It’s been less than a week since Cap’n Ben’s words of wisdom on moving. And it’s been a busy one. There’s been a flurry of paperwork. Many listings of our belongings on Craigslist. A yard sale or two, with more in the works.
I’m a collector and a mixed media artist. That means almost every object that crosses my path has “potential”. Possibilities abound. I have drawers of decorative papers and specialty glues, paint in every form you can imagine, beads, fabric, yarn and books. Frames and canvases, paper cutters and miter saws, waxed linen and silk tape.
And I have a thousand containers for all of them. Including….
The hutch.
It’s a beautiful wood hutch, three glass doors up, two drawers in the middle and three wood doors below. Pine stained to cherry. Nicely made, not those clunky ones that always end up in the thrift shops.
We bought it the first year we moved to Keene, 26 years ago. Our daughter Robin was five weeks old when we moved in. In the middle of a heat wave, and us with one window fan. My husband went to work in an air-conditioned office every day, complaining how cold it was. I would lie on the floor in front of the fan, begging the weather gods to please, please, please remove the maddening 95 plus degree heat.
After six months of staring at my craft supplies sitting in boxes, my husband proposed we set up some sort of organizer for them. We ended up down at Winchendon Furniture, in the clearance section of the second floor. We found the hutch and fell in love with it. It adorned our dining room for twelve years, and another fourteen when we moved to Roxbury Street.
Eventually I had a room and then an entire studio for my projects. The art supplies in the hutch made way for our pretty wedding china
Now it’s 26 years later. Where did the time go?? The kids are grown and nearly on their own. The house is sold, and here we are, emptying our home of a lifetime of memories, getting on our way to California.

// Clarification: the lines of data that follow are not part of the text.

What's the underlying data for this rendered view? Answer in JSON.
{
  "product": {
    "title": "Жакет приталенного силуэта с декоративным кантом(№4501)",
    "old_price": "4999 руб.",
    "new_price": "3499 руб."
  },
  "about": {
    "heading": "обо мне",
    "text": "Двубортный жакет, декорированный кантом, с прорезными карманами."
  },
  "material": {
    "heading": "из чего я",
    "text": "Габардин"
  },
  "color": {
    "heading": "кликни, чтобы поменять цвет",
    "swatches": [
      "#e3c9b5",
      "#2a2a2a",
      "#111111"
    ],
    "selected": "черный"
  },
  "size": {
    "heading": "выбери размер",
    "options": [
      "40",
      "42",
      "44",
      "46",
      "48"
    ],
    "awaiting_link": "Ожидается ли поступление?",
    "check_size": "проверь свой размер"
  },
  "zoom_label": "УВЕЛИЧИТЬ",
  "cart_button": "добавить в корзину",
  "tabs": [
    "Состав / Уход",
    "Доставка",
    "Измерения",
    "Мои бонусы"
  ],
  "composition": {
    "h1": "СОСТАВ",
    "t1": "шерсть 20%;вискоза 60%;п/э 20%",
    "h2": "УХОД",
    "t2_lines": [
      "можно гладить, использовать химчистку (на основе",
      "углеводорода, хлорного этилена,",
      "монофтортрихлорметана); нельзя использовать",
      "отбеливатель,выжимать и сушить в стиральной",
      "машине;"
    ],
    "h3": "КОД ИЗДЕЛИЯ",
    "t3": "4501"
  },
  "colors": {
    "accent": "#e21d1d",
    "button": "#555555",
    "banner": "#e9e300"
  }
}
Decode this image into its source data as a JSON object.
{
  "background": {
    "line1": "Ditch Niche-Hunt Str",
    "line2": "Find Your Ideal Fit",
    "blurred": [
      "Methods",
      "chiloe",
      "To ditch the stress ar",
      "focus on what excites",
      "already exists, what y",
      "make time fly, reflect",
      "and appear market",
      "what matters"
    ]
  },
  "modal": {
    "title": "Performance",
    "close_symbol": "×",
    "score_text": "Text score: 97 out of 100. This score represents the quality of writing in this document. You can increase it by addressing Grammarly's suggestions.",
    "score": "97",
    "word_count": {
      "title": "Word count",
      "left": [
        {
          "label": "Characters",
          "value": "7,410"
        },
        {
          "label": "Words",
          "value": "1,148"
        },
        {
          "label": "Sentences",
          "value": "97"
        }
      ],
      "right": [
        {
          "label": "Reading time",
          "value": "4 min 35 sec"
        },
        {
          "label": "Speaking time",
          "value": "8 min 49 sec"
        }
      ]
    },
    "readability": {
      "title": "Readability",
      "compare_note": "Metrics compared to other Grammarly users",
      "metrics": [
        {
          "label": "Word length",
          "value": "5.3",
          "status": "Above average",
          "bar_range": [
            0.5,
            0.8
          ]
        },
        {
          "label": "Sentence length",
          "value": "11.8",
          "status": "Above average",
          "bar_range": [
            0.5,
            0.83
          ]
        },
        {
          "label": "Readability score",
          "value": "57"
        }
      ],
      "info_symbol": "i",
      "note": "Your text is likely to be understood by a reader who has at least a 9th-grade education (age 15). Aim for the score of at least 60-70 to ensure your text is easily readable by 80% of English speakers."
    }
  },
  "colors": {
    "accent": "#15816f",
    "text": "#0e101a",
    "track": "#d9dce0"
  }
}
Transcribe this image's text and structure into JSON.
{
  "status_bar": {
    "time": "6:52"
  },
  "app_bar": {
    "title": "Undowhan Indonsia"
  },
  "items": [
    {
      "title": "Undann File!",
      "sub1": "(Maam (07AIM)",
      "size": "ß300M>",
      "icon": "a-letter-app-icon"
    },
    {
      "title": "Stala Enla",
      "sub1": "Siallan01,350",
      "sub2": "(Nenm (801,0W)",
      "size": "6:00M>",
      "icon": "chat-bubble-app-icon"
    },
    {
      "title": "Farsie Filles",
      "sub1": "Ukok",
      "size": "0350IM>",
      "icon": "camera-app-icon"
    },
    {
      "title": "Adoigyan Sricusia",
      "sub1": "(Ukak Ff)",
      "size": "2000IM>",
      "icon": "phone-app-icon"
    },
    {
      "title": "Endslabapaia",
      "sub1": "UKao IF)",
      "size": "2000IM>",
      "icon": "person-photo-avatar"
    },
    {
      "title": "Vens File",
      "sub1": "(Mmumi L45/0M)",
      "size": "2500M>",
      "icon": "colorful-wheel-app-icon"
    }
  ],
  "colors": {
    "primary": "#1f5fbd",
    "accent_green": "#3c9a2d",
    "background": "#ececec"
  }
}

It was strange to see the hutch empty. And though we priced it to sell, it survived three indoor tag sales this spring, and even a yard sale. “Maybe it will go with us to California!” I said hopefully. My husband was pretty sure it wouldn’t.
He was right. Eventually someone saw it on Craigslist, and an email conversation ensued. The woman said her husband loved the hutch, and he would pick it up that day. When he arrived, though he paid us less than we expected. “But we agreed to the price!” I cried. “Let it go”, said Jon. And so I did. But I couldn’t watch it go, and hid in my studio.
Now it wasn’t just an empty hutch I had to look at today–there was a huge empty spot in our living room. And there was the funny gap in the molding surrounding the room we’d completely forgotten about.
Today we received one more email from the hutch’s new family. The dad was chagrined to get home and realize he’d underpaid us. The mom promised to send us a check for the difference. I told her how grateful I was for that little extra to help us on our way.
But the best part of her email was the picture she included….
Their two very young children, already exploring inside the hutch.
My heart leaped into my throat for a moment–how like my own young ones at that age! And I knew the hutch was truly in its rightful home.
We came to Keene with not too much, and made a life here. I became a mother here, and an artist. We made friends, we made a home, we became a family.
Now that time is finished, and something new begins. Jon will lose his job any day now. The layoffs at his company are massive, and he’s already been told it will be soon. We don’t have a home yet in California. We simply remember the quality of light when we were last there, and how light in heart we felt.
I do not know what lies ahead for us in California. Our friend Julie says when she looks at us, she sees light. I believe her. We are becoming lighter, letting go of what we don’t need to hold onto anymore. We don’t need sweaters in California, nor snow shovels and ice skates. I don’t need my beloved salt-and-pepper collection in a city of earthquakes.
Some days it’s hard to let go of so much. And some days it’s easier.
But through it all, I know this:
The memories are in our hearts. We need very few mementos to keep them bright.
And new memories are waiting to be made, in California.